Shostakovich Symphony No. 5
Elgar Symphony No. 1
Elgar Symphony 2
Prokofiev Symphony 1
Britten Simple Symphony
......

And that's about it, unless we shoehorn Mahler's 4th into the 20th century.

Sorry, my musical tastes seem firmly rooted in the 19th century. I do need to explore Shostakovich a bit more.


----------



## brucknerian1874 (Oct 21, 2020)

Bax 5
Eisler k
Frankel 5
Hindemith E-flat
Honegger 3
Hovhaness 2
Ives 1
Lutoslawski 4
Magnard 4
Mahler 7
Martinu 5
Messiaen T
Part 3
Prokofiev 5
Shostakovich 10
Stravinsky SoP
Suk Asrael
VW4
V-L 7
Zemlinsky 2


----------



## mparta (Sep 29, 2020)

Oh well, I'm a little bored this morning, I'll bite:

Shostakovich 8, 10, 4-- the only one I've heard in performance is 4, a kick *** job at the Proms quite a few years ago. Crazy piece, extraordinarily virtuosic for the orchestra, thus.... The Philadelphia Orchestra, Chung. The Chandos Jarvi has a sound characteristic that I like (and I usually don't like Chandos)-- the brightness gives that opening a real kick.
The playing on Haitink's 8 is beautiful. I've wanted to hear the Solti/CSO but haven't plunked for that yet.

Prokofiev-- 1 and 5, especially 5 by Levine/CSO, one of my top 10 orchestra recordings

Rachmaninoff 3-- Concertgebouw/Ashkenazy. Not a Rachmaninoff person at all but lovely themes and the playing, wow!

OK, the Russians already have 6-- impressive.

No English symphony rises to the top despite the fact that I have much affection for Rubbra. Walton 2 is impressive from Szell but not from others, so not the work I guess.

No French symphony, same, some good music but they excell in other forms. Except Roussel 3, ok, that's that.

Mahler too much of the 19th century for me. Technically though I guess I'd include the 9th. 6 and 8 are 20th century and I love them. I love the 8th. i think that's not the popular opinion but in a good performance, it's really something, shape and weird (silly to me) text be damned. That tenor part, when well done, sends me, listen to Eugene Conley in the Stokowski (ancient) performance to hear what can be done. The guy whom I don't otherwise know for Horenstein also good. I think both the Solti and HvK 6ths have extraordinary playing, when I listen closely and compare others, few measure up.

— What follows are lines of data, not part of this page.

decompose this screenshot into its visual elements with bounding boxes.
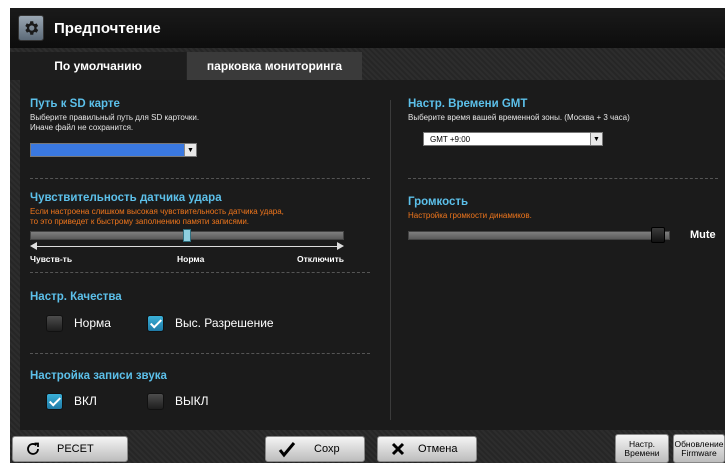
save-label: Сохр (314, 443, 340, 455)
firmware-update-button[interactable]: Обновление Firmware (673, 434, 725, 463)
gear-icon (18, 15, 44, 41)
reset-button[interactable]: РЕСЕТ (12, 436, 128, 462)
tab-parking-monitoring[interactable]: парковка мониторинга (186, 52, 362, 80)
divider (30, 353, 370, 354)
firmware-update-label-2: Firmware (681, 447, 717, 458)
sd-card-value (31, 144, 184, 156)
arrow-right-icon (337, 242, 344, 250)
sd-card-title: Путь к SD карте (30, 98, 120, 110)
chevron-down-icon[interactable]: ▼ (590, 133, 602, 145)
shock-label-right: Отключить (297, 254, 345, 264)
save-button[interactable]: Сохр (265, 436, 365, 462)
window-title: Предпочтение (54, 19, 161, 37)
chevron-down-icon[interactable]: ▼ (184, 144, 196, 156)
time-settings-label-2: Времени (624, 447, 660, 458)
quality-title: Настр. Качества (30, 291, 122, 303)
shock-desc-2: то это приведет к быстрому заполнению па… (30, 217, 250, 226)
sound-on-label: ВКЛ (74, 394, 97, 408)
shock-slider-thumb[interactable] (183, 229, 191, 242)
settings-panel: Путь к SD карте Выберите правильный путь… (20, 80, 725, 430)
gmt-desc: Выберите время вашей временной зоны. (Мо… (408, 113, 630, 122)
sd-card-desc-1: Выберите правильный путь для SD карточки… (30, 113, 200, 122)
gmt-select[interactable]: GMT +9:00 ▼ (423, 132, 603, 146)
divider (408, 178, 718, 179)
shock-label-left: Чувств-ть (30, 254, 73, 264)
scale-line (36, 246, 338, 247)
sound-rec-title: Настройка записи звука (30, 370, 167, 382)
shock-slider[interactable] (30, 229, 344, 242)
shock-desc-1: Если настроена слишком высокая чувствите… (30, 207, 284, 216)
reset-label: РЕСЕТ (57, 443, 94, 455)
quality-high-checkbox[interactable] (147, 315, 164, 332)
title-bar: Предпочтение (10, 8, 725, 48)
tab-default[interactable]: По умолчанию (10, 52, 186, 80)
tab-bar: По умолчанию парковка мониторинга (10, 52, 362, 80)
checkmark-icon (278, 440, 296, 458)
sound-off-checkbox[interactable] (147, 393, 164, 410)
preferences-window: Предпочтение По умолчанию парковка монит… (10, 8, 725, 463)
gmt-title: Настр. Времени GMT (408, 98, 528, 110)
shock-title: Чувствительность датчика удара (30, 192, 222, 204)
quality-normal-label: Норма (74, 316, 111, 330)
mute-label[interactable]: Mute (690, 229, 716, 241)
divider (30, 272, 370, 273)
volume-slider[interactable] (408, 231, 670, 240)
column-divider (390, 100, 391, 420)
cancel-button[interactable]: Отмена (377, 436, 477, 462)
refresh-icon (25, 441, 41, 457)
sd-card-desc-2: Иначе файл не сохранится. (30, 123, 134, 132)
cancel-label: Отмена (418, 443, 458, 455)
sound-on-checkbox[interactable] (46, 393, 63, 410)
quality-normal-checkbox[interactable] (46, 315, 63, 332)
shock-label-mid: Норма (177, 254, 205, 264)
volume-title: Громкость (408, 196, 469, 208)
gmt-value: GMT +9:00 (430, 134, 471, 144)
volume-slider-thumb[interactable] (650, 227, 665, 243)
sd-card-select[interactable]: ▼ (30, 143, 197, 157)
volume-desc: Настройка громкости динамиков. (408, 211, 532, 220)
divider (30, 178, 370, 179)
quality-high-label: Выс. Разрешение (175, 316, 274, 330)
sound-off-label: ВЫКЛ (175, 394, 209, 408)
time-settings-button[interactable]: Настр. Времени (615, 434, 669, 463)
x-icon (390, 441, 406, 457)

And now for the home team:

Copland 3. I like the Bernstein/DG/NYPO but the St. Louis/Slatkin is better playing. That St. Louis orchestra with Slatkin was really a triumph of his aesthetic, which is remarkable because I hear nothing in much of what he does in any other context, and sometimes even with them.
I heard an hilarious performance of the Copland 3 by the Philadelphia Orchestra with Dutoit. Talk about lost as a goose:lol:

Shapero, Symphony for Classical Orchestra. Wow, Bernstein, Previn, whatever. Great Piece.

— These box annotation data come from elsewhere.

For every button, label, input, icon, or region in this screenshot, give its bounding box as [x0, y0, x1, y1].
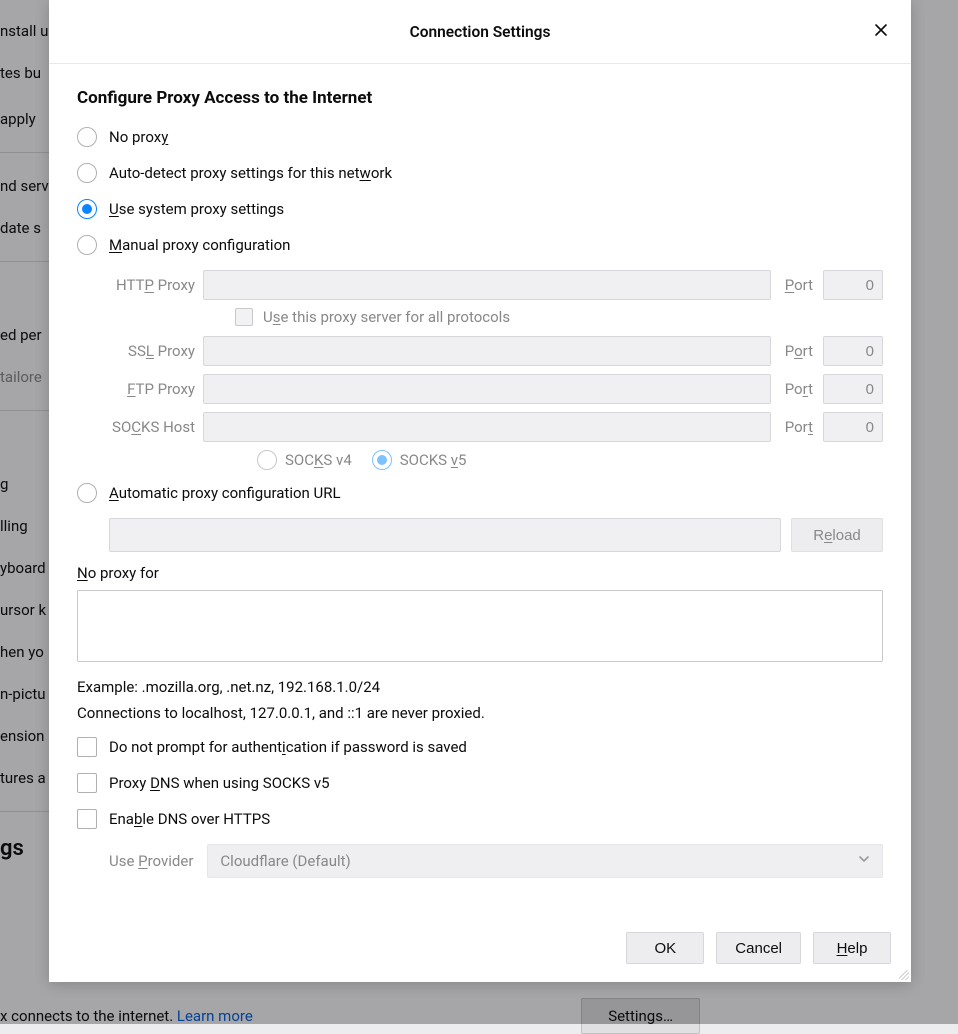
checkbox-icon — [77, 809, 97, 829]
auto-url-input[interactable] — [109, 518, 781, 552]
http-port-label: Port — [779, 276, 815, 294]
http-proxy-label: HTTP Proxy — [109, 276, 195, 294]
localhost-note: Connections to localhost, 127.0.0.1, and… — [77, 704, 883, 722]
http-port-input[interactable] — [823, 270, 883, 300]
use-for-all-protocols-row: Use this proxy server for all protocols — [235, 308, 883, 326]
socks-host-label: SOCKS Host — [109, 418, 195, 436]
radio-icon — [77, 163, 97, 183]
checkbox-icon — [77, 773, 97, 793]
ftp-port-input[interactable] — [823, 374, 883, 404]
provider-row: Use Provider Cloudflare (Default) — [109, 844, 883, 878]
radio-label: Auto-detect proxy settings for this netw… — [109, 164, 392, 182]
ftp-proxy-input[interactable] — [203, 374, 771, 404]
radio-use-system[interactable]: Use system proxy settings — [77, 198, 883, 220]
socks-host-input[interactable] — [203, 412, 771, 442]
section-heading: Configure Proxy Access to the Internet — [77, 88, 883, 108]
ok-button[interactable]: OK — [626, 932, 704, 964]
socks-port-input[interactable] — [823, 412, 883, 442]
dialog-footer: OK Cancel Help — [49, 920, 911, 982]
resize-grip-icon[interactable] — [895, 966, 909, 980]
check-enable-doh[interactable]: Enable DNS over HTTPS — [77, 808, 883, 830]
radio-no-proxy[interactable]: No proxy — [77, 126, 883, 148]
radio-icon — [77, 127, 97, 147]
radio-auto-url[interactable]: Automatic proxy configuration URL — [77, 482, 883, 504]
radio-label: Automatic proxy configuration URL — [109, 484, 341, 502]
socks-v4-label: SOCKS v4 — [285, 451, 352, 469]
radio-label: Use system proxy settings — [109, 200, 284, 218]
reload-button[interactable]: Reload — [791, 518, 883, 552]
provider-value: Cloudflare (Default) — [220, 852, 350, 870]
cancel-button[interactable]: Cancel — [716, 932, 801, 964]
ssl-port-label: Port — [779, 342, 815, 360]
socks-port-label: Port — [779, 418, 815, 436]
ssl-proxy-input[interactable] — [203, 336, 771, 366]
radio-auto-detect[interactable]: Auto-detect proxy settings for this netw… — [77, 162, 883, 184]
ssl-proxy-label: SSL Proxy — [109, 342, 195, 360]
http-proxy-row: HTTP Proxy Port — [109, 270, 883, 300]
provider-select[interactable]: Cloudflare (Default) — [207, 844, 883, 878]
use-for-all-label: Use this proxy server for all protocols — [263, 308, 510, 326]
no-proxy-example: Example: .mozilla.org, .net.nz, 192.168.… — [77, 678, 883, 696]
check-label: Enable DNS over HTTPS — [109, 810, 270, 828]
check-no-prompt[interactable]: Do not prompt for authentication if pass… — [77, 736, 883, 758]
connection-settings-dialog: Connection Settings Configure Proxy Acce… — [49, 0, 911, 982]
close-icon[interactable] — [865, 14, 897, 46]
provider-label: Use Provider — [109, 852, 193, 870]
manual-proxy-fields: HTTP Proxy Port Use this proxy server fo… — [109, 270, 883, 470]
check-label: Proxy DNS when using SOCKS v5 — [109, 774, 330, 792]
radio-icon — [77, 483, 97, 503]
ftp-proxy-row: FTP Proxy Port — [109, 374, 883, 404]
radio-socks-v5[interactable] — [372, 450, 392, 470]
radio-icon — [77, 235, 97, 255]
dialog-title: Connection Settings — [410, 23, 551, 41]
checkbox-icon — [77, 737, 97, 757]
ftp-proxy-label: FTP Proxy — [109, 380, 195, 398]
dialog-body: Configure Proxy Access to the Internet N… — [49, 64, 911, 920]
dialog-header: Connection Settings — [49, 0, 911, 64]
check-label: Do not prompt for authentication if pass… — [109, 738, 467, 756]
radio-label: Manual proxy configuration — [109, 236, 290, 254]
no-proxy-for-label: No proxy for — [77, 564, 883, 582]
auto-url-row: Reload — [109, 518, 883, 552]
radio-label: No proxy — [109, 128, 168, 146]
ssl-port-input[interactable] — [823, 336, 883, 366]
use-for-all-checkbox[interactable] — [235, 308, 253, 326]
radio-manual[interactable]: Manual proxy configuration — [77, 234, 883, 256]
socks-version-row: SOCKS v4 SOCKS v5 — [257, 450, 883, 470]
socks-host-row: SOCKS Host Port — [109, 412, 883, 442]
ssl-proxy-row: SSL Proxy Port — [109, 336, 883, 366]
ftp-port-label: Port — [779, 380, 815, 398]
help-button[interactable]: Help — [813, 932, 891, 964]
check-proxy-dns[interactable]: Proxy DNS when using SOCKS v5 — [77, 772, 883, 794]
chevron-down-icon — [858, 853, 870, 869]
socks-v5-label: SOCKS v5 — [400, 451, 467, 469]
radio-icon — [77, 199, 97, 219]
radio-socks-v4[interactable] — [257, 450, 277, 470]
no-proxy-for-textarea[interactable] — [77, 590, 883, 662]
http-proxy-input[interactable] — [203, 270, 771, 300]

Piston 6: underrated, although some of his other work is subpar, this and the Incredible Flutist move him up and the symphony I return to regularly.

Ives: 1,2, 3 and 4. No matter how highly you rate him, he's underrated. There may be a thing to the ears through which this music is filtered, like Bruckner for an Austrian, but to me, like no other and a wonder.

Sibelius 6: the HtheK DG recording, incomparable.

Now I'm cheating and looking at other lists.

Oh Nielsen: I love 3, 4 and 5, know the others less well.

Stravinsky, Russian-American, Symphony of Psalms, like the purely orchestral works less but like them still.

Cheating ( a little, literally) Janacek Sinfonietta. Great, wild recording from VPO and Mackerras and I heard a spectacular performance by the Zurich Tonhalle with Hrusa. It was over the top wonderful and had as a final thrill the conductor returning to the podium for great applause and ... holding up the score to acknowledge it!! that was really something.

OK, that's 20 if you don't mind calling 23 20


----------